Cera Microcristallina ●
TL;DR. This ingredient primarily acts as a solid structuring agent and thickener, giving sticks, balms, ointments, and creams body, slip, and water-resistant occlusion. It also helps stabilize oil phases and raise melt point.
What does Cera Microcristallina do in a cosmetic formula?
This ingredient primarily acts as a solid structuring agent and thickener, giving sticks, balms, ointments, and creams body, slip, and water-resistant occlusion. It also helps stabilize oil phases and raise melt point.
Is Cera Microcristallina clean?
From a clean-beauty lens, it has low skin-sensitization potential when highly refined, but it has friction because it is fossil-derived and quality depends on purification that limits polycyclic aromatic residues. Many clean frameworks prefer renewable structuring agents, and COSMOS-style standards do not align with it.

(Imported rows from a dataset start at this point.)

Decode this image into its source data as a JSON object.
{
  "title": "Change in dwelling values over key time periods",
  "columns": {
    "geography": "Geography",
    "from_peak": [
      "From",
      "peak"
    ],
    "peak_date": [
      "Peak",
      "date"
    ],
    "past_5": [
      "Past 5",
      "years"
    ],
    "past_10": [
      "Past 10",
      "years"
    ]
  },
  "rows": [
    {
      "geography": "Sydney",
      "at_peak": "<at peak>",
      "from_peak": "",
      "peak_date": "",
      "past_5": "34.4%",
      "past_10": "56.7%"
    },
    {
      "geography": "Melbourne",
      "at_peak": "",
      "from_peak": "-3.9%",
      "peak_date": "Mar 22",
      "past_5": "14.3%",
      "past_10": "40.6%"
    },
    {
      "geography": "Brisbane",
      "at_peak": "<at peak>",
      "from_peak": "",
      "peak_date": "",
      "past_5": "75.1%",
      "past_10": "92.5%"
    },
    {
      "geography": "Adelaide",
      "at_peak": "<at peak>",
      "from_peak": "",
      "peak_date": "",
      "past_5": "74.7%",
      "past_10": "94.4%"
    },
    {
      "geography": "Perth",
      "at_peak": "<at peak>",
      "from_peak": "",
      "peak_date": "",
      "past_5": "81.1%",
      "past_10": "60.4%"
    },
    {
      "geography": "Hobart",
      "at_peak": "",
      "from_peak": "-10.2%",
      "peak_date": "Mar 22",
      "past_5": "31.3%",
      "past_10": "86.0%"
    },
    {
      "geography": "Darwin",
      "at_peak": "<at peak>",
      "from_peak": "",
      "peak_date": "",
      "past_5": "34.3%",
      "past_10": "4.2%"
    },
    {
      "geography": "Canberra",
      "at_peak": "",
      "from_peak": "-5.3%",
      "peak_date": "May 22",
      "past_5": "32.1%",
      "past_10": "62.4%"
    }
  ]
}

Is Cera Microcristallina sustainable?
This material is made from refining petroleum fractions, so it relies on nonrenewable feedstocks. It is not readily biodegradable, and its environmental profile is weaker than renewable structuring materials.
Is Cera Microcristallina COSMOS-approved?
It is generally not permitted under COSMOS-organic or COSMOS-natural because it is petrochemical-derived. Green Chemistry alignment is limited, since the feedstock is nonrenewable and the material is environmentally persistent, although cosmetic-grade refining can produce a chemically stable, low-reactivity ingredient.
How does Cera Microcristallina work chemically?
Chemically, it is a complex mixture of saturated branched and cyclic hydrocarbons with a high melting range, typically about 60 to 90 °C, which makes it useful for firmness and thermal stability. It is anhydrous, pH-independent, oxidation-resistant compared with unsaturated lipids, and is often used around 1 to 30% depending on whether the formula is a cream, balm, or stick.